In a furious response, Ms Truss accused Sir Mel of having 'kowtowed to the failed Treasury orthodoxy' and being 'set on undermining my plan for growth'.
Asked by the BBC on Friday whether she would consider throwing former prime minister Ms Truss out of the Conservatives in a symbolic break with her short-lived, turbulent time in No 10, Mrs Badenoch replied: 'Is she still in the party?'
Ms Truss, the former Conservative MP for South West Norfolk, is understood to be a Tory party member still.
Speaking to the BBC, Mrs Badenoch said: 'What is really important is what Mel was saying yesterday. What he was saying was that the mini-budget did not balance. It wasn't tax cuts, it was the … £150 billion of spending increases on energy bills that did not make sense.'
Pressed whether she believed the mini-budget had damaged the Conservative brand, Mrs Badenoch said: 'Well, look at what happened, people didn't understand why we had done that, and so our reputation for economic competence was damaged.'
When asked again why she would not consider kicking Ms Truss out of the party, the Tory leader said: 'It is not about any particular individual. I don't want to be commenting on previous prime ministers.
'They've had their time. What am I going to do now? Removing people from a political party is neither here nor there in terms of what it is your viewers want to see.'
After insisting Ms Truss was not in Parliament anymore, Mrs Badenoch said her party needed to 'focus on how we're going to get this country back on track'.

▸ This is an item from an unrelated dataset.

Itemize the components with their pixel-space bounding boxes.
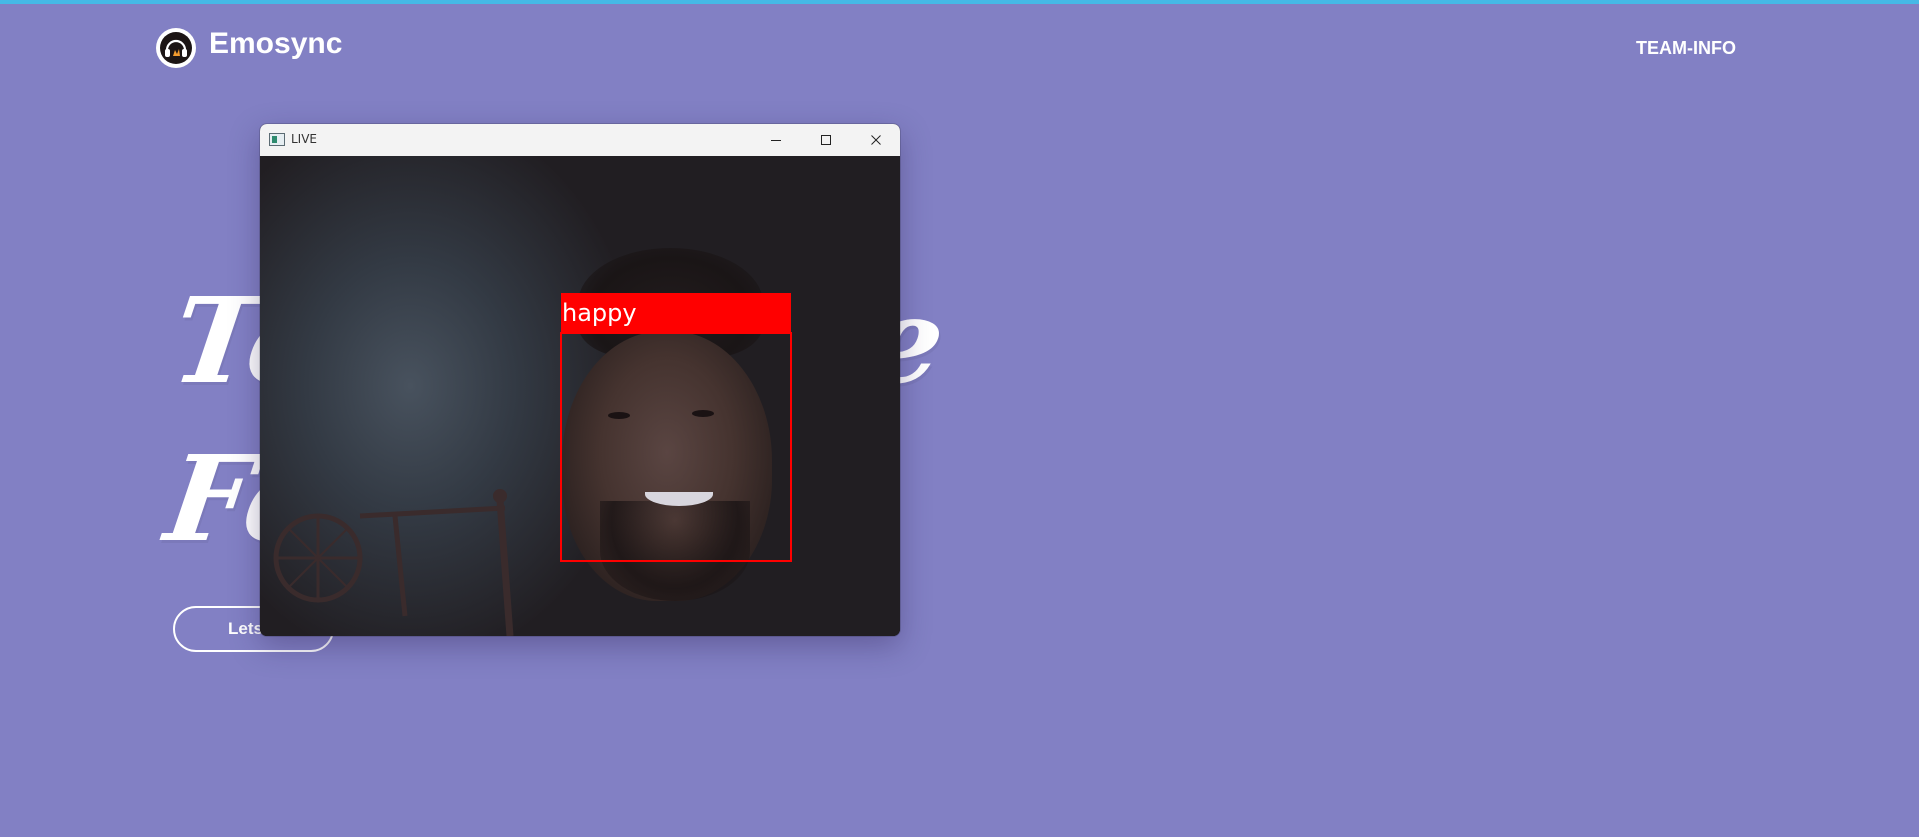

'What we have right now is a Labour Government, it's Keir Starmer. We need to stop talking about several prime ministers ago and talk about the Prime Minister we've got now and what he's doing to the country,' the Tory leader said.
Ms Truss this week appeared in a video to promote the Irish whiskey brand of bare-knuckle fighter Dougie Joyce, who was once jailed for attacking a 78-year-old man in a pub in 2022.